If you or someone near you is experiencing any of these signs of stroke, CALL 911 IMMEDIATELY. Don’t spend precious time trying to contact your family doctor or a neurologist, don’t ignore the symptoms and don’t let the patient go to bed because there’s no pain. Instead, call for the ambulance to take the patient to the nearest hospital emergency department. The EMS squad will alert the hospital that they’re transporting a possible stroke patient so the emergency physician is ready to treat the patient upon arrival. The emergency physician will contact an experienced neurologist and your family doctor for you.
Time is of the essence for successful stroke treatment. From the time a stroke starts until the patient receives the clot-busting medication called tPA (tissue plasminogen activator), no more than three hours can pass. There’s a lot to be done in those three hours: getting to the hospital, evaluation, blood work and a CT scan. The CT scan lets physicians know whether the stroke’s cause is a blocked artery to the brain (called an ischemic stroke, the most common type) or a burst artery deep in the brain (hemorrhagic stroke). Only ischemic strokes can be treated with tPA to reduce adverse effects and to minimize the chance of permanent disability — but tPA must be given within three hours of the stroke’s onset.
If possible, go to a hospital that’s certified as a Primary Stroke Center by the Joint Commission, the nation’s oldest and largest standards-setting and accrediting body in health care. Primary Stroke Centers are skilled in rapidly evaluating and treating stroke patients and in using tPA appropriately.
A mini-stroke is officially called a TIA, or transient ischemic attack. In a TIA, the symptoms of a stroke come and go within 24 hours. Typically they last a few minutes to a few hours. The TIA is caused by temporary impaired blood flow to the brain that improves, allowing the brain to function normally again. We sometimes refer to this impaired blood flow as the brain “holding its breath.” If the brain “holds its breath” too long, brain tissue dies and a stroke results.

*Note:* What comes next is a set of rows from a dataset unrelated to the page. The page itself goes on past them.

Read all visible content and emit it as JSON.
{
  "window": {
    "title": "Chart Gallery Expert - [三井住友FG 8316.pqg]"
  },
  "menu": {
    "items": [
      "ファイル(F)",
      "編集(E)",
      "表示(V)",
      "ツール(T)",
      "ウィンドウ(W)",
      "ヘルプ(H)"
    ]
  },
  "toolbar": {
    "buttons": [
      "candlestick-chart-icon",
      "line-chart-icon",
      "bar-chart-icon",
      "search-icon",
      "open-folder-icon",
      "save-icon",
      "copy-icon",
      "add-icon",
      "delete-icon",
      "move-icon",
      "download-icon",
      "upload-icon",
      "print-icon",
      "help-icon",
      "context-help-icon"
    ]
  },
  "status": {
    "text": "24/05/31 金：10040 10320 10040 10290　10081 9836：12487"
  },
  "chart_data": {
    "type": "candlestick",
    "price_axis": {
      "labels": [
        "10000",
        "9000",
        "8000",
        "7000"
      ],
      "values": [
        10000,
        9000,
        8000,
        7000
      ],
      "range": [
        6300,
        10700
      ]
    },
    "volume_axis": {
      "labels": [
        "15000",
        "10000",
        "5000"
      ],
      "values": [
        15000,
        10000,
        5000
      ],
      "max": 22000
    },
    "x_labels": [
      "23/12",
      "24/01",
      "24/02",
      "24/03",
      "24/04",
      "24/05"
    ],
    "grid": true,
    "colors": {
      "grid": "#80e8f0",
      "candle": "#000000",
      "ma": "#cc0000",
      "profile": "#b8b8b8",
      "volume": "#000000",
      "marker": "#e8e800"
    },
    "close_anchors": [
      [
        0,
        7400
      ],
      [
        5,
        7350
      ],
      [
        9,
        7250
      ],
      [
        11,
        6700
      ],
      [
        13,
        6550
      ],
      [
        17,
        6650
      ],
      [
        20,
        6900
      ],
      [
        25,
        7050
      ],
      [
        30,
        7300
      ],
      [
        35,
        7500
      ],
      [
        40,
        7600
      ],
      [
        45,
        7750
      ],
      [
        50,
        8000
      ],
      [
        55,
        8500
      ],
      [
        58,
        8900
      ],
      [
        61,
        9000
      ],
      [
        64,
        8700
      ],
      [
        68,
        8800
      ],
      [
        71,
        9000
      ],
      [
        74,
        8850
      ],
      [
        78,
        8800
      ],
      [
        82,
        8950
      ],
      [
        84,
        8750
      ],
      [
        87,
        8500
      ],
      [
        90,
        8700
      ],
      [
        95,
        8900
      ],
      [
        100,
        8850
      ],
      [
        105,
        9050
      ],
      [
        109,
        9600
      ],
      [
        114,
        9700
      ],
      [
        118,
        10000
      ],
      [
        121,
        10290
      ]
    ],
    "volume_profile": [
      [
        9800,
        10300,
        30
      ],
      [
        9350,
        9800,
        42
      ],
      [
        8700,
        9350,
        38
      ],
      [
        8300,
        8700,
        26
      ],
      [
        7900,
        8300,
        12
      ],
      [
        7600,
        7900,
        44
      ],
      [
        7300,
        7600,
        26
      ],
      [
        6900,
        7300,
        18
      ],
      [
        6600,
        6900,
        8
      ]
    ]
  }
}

Why does the blood flow return? The body may break up a blood clot on its own, or the body may rush more blood to the brain to overcome low blood flow. Or, if an artery to the brain is blocked, other arteries may work harder to supply the blood the brain needs.
It’s critical to get to the hospital fast when a person experiences any of the signs of a stroke. Only a medical evaluation can determine if the person is having a TIA or a stroke. And only a CT scan can determine whether a stroke can safely be treated with the clot-busting drug tPA. Remember, quick action and quick, effective treatment can reduce or possibly prevent disability.
This information is for educational purposes only. It is not intended to replace guidance from your physician on your specific health needs. Please talk to your physician for advice in all matters related to your health.